3. Go back to your ESS installation directory:

   cd ${HOME}/ess
   

4. Modify the kustomization.yaml (i.e., step 3 of the Applying Your Customizations procedure).

   Specifically, in the kustomization.yaml file, add the highlighted content to the component section:

   # kustomization.yaml in your ESS installation directory
   
   # ...  Preceding content omitted for brevity 
   # ...
   
   components:
     // ... Preceding contents of components omitted for brevity
     - audit-use-sentinel/
   

5. Continue with the rest of the Applying Your Customizations procedure.

Tip

By default, the Auditing service outputs to sysout. If you have changed the destination from the default sysout and would like to return to sysout, remove (or revert) the above changes for integrating the service with Syslog or Sentinel.

Disable Auditing

By default, the Auditing is enabled. To disable auditing, you can use the following steps:

Note

Disabling auditing stops the ESS services from publishing audit events; it does not stop the Auditing service. Auditing service continues to run even when auditing is disabled.

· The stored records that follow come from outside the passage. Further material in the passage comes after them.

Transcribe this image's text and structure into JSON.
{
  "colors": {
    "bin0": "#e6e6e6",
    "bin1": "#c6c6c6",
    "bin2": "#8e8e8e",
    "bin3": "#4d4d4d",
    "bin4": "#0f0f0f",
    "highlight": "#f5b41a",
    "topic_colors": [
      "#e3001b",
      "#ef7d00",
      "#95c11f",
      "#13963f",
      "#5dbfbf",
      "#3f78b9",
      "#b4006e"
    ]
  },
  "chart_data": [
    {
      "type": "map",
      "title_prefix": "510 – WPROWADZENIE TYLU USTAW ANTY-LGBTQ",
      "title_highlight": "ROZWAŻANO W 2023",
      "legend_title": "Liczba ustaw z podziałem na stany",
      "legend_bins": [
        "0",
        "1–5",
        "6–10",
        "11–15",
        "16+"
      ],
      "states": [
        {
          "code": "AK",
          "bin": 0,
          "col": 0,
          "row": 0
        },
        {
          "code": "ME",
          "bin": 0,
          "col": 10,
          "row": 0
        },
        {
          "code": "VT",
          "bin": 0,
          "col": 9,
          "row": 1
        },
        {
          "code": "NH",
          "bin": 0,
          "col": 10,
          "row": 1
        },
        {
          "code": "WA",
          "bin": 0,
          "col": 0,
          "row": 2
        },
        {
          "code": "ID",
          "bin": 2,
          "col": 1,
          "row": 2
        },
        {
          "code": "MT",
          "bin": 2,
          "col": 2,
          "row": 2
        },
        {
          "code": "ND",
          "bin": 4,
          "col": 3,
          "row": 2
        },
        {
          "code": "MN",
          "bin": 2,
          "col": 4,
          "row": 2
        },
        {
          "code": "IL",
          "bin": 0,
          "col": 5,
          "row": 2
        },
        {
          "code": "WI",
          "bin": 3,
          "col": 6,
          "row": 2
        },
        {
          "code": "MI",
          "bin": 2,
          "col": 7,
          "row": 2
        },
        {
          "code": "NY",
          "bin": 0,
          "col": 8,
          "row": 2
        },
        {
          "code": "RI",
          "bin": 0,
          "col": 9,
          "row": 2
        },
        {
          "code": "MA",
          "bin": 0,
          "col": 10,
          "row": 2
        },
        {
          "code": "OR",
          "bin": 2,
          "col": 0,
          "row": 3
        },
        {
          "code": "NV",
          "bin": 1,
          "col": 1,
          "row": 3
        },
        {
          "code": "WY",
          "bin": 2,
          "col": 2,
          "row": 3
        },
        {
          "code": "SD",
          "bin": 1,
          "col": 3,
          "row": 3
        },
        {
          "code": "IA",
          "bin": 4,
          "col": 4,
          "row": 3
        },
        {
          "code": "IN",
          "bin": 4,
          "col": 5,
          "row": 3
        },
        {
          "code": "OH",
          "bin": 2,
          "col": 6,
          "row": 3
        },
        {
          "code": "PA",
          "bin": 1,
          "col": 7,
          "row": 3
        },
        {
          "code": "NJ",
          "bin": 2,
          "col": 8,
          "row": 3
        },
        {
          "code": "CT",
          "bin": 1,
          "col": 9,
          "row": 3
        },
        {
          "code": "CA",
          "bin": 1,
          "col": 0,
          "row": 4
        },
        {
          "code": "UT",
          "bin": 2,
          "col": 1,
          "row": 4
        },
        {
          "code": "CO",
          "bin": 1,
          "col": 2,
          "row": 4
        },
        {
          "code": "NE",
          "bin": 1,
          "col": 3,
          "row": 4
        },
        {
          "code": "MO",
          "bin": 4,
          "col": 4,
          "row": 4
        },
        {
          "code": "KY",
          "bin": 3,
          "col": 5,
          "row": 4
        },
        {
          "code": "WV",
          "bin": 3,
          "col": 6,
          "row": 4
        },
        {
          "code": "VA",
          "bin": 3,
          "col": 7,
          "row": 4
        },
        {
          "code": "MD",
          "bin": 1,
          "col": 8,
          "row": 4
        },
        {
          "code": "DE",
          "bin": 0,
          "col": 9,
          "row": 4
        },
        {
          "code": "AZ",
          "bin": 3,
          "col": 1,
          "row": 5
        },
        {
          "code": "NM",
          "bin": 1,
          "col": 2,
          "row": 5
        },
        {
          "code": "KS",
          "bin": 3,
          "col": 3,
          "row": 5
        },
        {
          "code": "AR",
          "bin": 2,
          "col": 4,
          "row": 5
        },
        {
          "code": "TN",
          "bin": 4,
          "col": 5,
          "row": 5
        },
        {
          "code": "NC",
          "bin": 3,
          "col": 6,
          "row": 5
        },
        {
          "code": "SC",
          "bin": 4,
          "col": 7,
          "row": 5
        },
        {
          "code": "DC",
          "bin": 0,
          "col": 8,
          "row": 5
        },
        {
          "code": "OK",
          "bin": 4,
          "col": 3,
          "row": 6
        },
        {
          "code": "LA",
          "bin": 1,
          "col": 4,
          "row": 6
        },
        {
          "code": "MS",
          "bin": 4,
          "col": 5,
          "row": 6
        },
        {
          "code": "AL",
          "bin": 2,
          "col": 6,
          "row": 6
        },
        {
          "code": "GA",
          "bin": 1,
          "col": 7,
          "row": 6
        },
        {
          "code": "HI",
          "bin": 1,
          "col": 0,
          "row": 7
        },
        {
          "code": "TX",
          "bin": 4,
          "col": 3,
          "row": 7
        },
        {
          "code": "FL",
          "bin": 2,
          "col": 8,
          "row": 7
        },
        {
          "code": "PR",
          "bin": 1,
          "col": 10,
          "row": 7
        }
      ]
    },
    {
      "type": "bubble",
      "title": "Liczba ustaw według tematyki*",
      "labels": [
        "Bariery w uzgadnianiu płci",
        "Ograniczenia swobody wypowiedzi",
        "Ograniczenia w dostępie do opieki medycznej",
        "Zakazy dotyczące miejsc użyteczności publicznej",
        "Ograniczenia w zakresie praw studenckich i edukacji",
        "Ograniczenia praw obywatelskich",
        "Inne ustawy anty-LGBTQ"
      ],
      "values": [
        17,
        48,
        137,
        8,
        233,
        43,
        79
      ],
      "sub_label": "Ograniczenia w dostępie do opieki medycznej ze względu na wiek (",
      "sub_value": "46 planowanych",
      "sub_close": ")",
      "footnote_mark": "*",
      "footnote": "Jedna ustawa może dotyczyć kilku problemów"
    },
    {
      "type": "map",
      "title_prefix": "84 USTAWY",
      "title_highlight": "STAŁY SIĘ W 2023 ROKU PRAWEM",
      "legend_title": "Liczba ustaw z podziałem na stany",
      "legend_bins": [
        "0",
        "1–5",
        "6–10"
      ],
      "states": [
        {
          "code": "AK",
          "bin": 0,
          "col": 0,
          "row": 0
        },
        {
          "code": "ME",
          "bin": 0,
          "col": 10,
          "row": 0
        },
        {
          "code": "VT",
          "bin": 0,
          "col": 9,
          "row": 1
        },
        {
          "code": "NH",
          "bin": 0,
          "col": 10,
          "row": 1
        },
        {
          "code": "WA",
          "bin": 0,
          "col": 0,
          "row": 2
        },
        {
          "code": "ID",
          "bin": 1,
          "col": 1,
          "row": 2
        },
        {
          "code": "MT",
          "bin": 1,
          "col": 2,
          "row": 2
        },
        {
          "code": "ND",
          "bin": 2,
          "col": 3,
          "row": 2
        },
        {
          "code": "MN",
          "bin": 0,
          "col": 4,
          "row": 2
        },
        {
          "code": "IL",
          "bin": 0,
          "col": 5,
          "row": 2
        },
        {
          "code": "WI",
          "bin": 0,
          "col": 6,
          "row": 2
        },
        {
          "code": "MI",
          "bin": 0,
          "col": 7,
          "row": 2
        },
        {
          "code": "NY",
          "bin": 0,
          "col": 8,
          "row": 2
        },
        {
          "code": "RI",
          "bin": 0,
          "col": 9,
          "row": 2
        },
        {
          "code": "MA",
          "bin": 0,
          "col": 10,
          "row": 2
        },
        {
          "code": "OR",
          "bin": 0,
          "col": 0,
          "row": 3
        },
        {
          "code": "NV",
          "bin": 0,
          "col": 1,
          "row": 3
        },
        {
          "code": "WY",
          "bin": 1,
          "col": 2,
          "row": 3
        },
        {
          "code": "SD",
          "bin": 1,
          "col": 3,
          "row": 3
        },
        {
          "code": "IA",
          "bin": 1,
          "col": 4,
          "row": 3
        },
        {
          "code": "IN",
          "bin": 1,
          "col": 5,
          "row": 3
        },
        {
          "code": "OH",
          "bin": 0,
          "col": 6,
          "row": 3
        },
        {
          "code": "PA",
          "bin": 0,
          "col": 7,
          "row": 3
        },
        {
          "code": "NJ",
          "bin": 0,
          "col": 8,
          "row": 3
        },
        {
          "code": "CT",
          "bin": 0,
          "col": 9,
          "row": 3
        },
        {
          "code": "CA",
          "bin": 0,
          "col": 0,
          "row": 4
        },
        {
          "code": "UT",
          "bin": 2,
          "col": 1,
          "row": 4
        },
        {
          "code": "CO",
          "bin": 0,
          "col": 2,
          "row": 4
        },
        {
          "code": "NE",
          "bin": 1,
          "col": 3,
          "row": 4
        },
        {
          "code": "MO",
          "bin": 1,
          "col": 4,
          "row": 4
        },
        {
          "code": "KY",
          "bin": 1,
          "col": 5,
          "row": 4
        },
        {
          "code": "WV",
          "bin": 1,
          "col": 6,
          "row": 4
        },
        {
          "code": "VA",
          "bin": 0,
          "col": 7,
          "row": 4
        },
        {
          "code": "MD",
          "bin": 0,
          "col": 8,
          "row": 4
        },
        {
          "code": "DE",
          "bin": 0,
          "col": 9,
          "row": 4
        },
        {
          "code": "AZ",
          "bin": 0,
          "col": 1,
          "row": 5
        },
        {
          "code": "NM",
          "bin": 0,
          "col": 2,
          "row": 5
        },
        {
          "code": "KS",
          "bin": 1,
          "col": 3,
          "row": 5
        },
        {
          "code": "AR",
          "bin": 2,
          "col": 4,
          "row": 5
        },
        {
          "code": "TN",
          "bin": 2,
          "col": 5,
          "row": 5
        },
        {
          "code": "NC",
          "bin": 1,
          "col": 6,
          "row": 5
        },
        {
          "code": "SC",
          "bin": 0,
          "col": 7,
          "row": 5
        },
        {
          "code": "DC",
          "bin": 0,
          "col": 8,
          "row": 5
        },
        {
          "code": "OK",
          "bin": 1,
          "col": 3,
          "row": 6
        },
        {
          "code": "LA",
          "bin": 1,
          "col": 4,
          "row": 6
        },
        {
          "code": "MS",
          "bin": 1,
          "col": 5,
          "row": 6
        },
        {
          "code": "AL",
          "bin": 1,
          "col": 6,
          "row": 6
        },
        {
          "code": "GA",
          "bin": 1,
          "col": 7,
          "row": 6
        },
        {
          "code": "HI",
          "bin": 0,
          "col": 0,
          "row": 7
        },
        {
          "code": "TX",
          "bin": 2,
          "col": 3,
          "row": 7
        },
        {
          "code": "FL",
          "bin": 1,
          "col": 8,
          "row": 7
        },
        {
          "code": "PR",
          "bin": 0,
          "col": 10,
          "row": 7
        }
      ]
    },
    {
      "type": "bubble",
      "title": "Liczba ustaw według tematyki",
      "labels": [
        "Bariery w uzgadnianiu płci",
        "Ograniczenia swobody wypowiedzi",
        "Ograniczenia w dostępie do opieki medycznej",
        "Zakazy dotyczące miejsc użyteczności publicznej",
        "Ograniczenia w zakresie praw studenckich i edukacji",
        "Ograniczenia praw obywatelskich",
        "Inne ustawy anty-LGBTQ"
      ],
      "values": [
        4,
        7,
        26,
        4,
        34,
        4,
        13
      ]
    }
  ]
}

1. Go to your ESS installation directory:

   cd ${HOME}/ess
   

2. Modify the kustomization.yaml (i.e., step 3 of the Applying Your Customizations procedure).

   Specifically, in the kustomization.yaml file, add the highlighted content to the component section:

   # kustomization.yaml in your ESS installation directory
   
   # ...  Preceding content omitted for brevity 
   # ...
   
   components:
     // ... Preceding contents of components omitted for brevity
     - ../release/ess/deployment/kubernetes/components/audit/audit-off/
   

3. Continue with the rest of the Applying Your Customizations procedure.

Tip

To re-enable the Auditing service, remove (or revert) the above changes to disable the Auditing service.